In Writing on August 8, 2011 at 11:02 am

Napping keeps you close to the dream world. That space of almost disappearing. The going in and out of the subconscious, then waking into consciousness and you carry fragments up with you, images of yourself doing things you’d never have imagined in waking time, like dancing with someone much bigger than you, but still you dance like those ice skaters who throw each other into the air and land back down, gracefully, catching each other even, and then they keep skating along, like ballet dancers. It’s a space almost impossible to write about because everything happens at once, quicker than it takes for words to describe. I often hear writers say that the reason they write on the computer and not by hand is that when they write by hand they can’t keep up with their thoughts. Do we need to keep up with our thoughts? Can we ever keep up with the simultaneous goings on in our brains?

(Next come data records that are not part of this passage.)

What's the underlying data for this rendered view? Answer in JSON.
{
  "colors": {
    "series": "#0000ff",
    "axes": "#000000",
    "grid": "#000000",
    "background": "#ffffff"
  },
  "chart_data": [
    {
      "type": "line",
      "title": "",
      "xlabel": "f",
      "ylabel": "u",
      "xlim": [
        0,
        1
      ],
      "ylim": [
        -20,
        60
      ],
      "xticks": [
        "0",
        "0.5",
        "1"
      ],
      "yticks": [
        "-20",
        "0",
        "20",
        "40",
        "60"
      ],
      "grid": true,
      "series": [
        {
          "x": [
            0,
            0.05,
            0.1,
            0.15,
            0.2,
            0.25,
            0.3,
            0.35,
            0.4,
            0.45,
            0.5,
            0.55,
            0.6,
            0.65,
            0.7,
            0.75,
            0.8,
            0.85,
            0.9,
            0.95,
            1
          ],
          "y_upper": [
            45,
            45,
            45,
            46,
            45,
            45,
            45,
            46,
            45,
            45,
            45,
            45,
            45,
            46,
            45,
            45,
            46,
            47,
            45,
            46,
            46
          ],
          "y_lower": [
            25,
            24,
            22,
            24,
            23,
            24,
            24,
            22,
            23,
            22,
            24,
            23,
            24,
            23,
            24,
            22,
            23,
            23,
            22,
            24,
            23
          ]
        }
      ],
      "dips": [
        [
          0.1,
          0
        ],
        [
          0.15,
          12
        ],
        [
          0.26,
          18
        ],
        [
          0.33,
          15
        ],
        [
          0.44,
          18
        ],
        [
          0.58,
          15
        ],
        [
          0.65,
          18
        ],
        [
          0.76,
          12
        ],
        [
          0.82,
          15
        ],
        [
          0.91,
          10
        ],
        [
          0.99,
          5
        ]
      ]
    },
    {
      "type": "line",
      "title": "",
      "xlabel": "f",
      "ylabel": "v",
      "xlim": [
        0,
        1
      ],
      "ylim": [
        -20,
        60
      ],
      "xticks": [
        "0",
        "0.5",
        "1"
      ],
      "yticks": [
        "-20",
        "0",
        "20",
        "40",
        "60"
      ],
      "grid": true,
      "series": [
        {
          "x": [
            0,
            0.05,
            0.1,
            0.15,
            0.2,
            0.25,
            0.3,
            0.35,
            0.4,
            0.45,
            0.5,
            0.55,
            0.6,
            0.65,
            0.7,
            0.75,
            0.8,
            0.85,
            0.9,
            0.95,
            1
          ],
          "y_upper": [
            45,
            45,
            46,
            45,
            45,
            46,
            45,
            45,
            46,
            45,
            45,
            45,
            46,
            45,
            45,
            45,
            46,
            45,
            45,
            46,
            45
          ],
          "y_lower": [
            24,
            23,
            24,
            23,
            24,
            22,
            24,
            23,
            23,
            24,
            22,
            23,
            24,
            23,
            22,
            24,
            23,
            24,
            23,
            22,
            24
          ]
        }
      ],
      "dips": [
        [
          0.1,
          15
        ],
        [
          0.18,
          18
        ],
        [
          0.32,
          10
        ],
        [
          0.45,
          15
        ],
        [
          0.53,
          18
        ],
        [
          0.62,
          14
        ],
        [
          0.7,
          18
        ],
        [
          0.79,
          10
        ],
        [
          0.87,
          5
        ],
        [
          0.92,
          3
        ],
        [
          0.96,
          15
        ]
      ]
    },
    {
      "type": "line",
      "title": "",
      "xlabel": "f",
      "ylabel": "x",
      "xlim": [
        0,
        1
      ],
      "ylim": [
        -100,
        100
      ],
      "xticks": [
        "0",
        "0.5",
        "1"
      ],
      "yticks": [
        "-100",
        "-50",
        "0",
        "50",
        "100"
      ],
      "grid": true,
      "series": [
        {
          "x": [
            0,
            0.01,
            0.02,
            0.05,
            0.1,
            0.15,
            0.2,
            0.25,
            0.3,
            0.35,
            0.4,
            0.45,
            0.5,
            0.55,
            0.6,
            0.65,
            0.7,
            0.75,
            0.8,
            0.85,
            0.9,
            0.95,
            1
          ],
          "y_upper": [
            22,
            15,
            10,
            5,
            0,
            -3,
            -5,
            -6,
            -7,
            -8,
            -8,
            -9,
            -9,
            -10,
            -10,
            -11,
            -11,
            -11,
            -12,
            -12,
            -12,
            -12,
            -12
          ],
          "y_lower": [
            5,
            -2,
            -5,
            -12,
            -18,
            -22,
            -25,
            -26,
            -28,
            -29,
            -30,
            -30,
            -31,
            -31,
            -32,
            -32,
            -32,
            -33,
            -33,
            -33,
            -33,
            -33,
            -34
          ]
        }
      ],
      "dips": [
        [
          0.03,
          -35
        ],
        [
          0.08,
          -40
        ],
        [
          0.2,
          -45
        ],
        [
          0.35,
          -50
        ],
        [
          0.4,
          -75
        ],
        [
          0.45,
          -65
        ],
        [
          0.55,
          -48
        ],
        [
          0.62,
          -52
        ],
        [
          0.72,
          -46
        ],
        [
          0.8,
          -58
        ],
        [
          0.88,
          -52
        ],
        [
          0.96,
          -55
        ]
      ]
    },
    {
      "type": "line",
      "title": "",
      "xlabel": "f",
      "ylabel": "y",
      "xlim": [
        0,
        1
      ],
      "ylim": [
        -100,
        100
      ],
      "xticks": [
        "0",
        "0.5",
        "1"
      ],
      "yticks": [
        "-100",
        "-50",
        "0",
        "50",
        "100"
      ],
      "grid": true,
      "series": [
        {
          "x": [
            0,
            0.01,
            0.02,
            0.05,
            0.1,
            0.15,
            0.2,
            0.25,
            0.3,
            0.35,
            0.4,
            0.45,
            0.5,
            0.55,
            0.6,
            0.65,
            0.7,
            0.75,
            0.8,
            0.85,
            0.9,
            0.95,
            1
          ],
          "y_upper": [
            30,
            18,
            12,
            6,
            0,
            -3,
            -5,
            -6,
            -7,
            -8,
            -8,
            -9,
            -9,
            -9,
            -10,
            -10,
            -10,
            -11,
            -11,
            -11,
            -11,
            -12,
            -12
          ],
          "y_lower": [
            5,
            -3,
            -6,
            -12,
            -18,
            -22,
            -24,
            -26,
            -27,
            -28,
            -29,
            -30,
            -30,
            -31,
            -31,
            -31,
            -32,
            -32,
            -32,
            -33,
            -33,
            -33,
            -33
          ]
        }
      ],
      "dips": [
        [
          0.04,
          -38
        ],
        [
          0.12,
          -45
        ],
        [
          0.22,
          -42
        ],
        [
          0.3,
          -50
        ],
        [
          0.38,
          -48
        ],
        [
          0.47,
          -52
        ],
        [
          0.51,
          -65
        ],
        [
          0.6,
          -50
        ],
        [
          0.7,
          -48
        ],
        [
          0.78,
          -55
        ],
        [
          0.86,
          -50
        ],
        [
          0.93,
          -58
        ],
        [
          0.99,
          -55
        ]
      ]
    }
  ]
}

But that’s not what I want to think about. I’m thinking about that dreamspace, the napping space, the dipping in and out of the subconscious just to see what’s there, just to get glimpses of the pictures and dramas and moments it can create, what it has to offer.  In our waking hours we get so little opportunity to visit that space, especially if we’re always doing things, always busy, working, shopping, relating. That dreamspace is so completely ours. It’s a space we want to get to in our writing, those moments that happen in our writing when we are amazed at how something appeared to us in a story we’re working on. As in: where did that come from? Like when a character does something unexpected, when a metaphor appears to us so perfectly and precisely formed. Those moments in writing when we lose control, when we, that person we know who functions in the world, no longer exists, we have disappeared and words appear on the page despite that, no because of that.

Time to nap is a gift and time to write is a gift. Only when we’re finished with the hunting and gathering can we write. And nap. I want to look up in Lewis Hyde’s book The Gift to see what he says about hunting and gathering and gift giving. Are artists the only ones who structure their world so that it includes the gift of time and napping? Or does the compulsion to create make us find ways to map out a life that facilitates, that enables napping and time to write?

Napping is both escape and fuel. Although I don’t think “fuel” is quite the right word. Fortitude, perhaps is better. Writing is retreat and strength. Going away makes being here possible, more bearable. And being here is food for those moments, those stolen minutes and hours when we disappear from sight in order to write. Hoping in those hours to disappear even from ourselves into what we are creating.

PS. Just a quick look at the chapter “The Commerce of the Creative Spirit” in Hyde’s The Gift offers up these, eh, gifts:

An essential portion of any artist’s labor is not creation so much as invocation.  Part of the work cannot be made, it must be received; and we cannot have this gift except, perhaps, by supplication, by courting, by creating within ourselves that “begging bowl” to which the gift is drawn.

and later:

Just as treating nature’s bounty as a gift ensures the fertility of nature, so to treat the products of the imagination as gifts ensures the fertility of the imagination.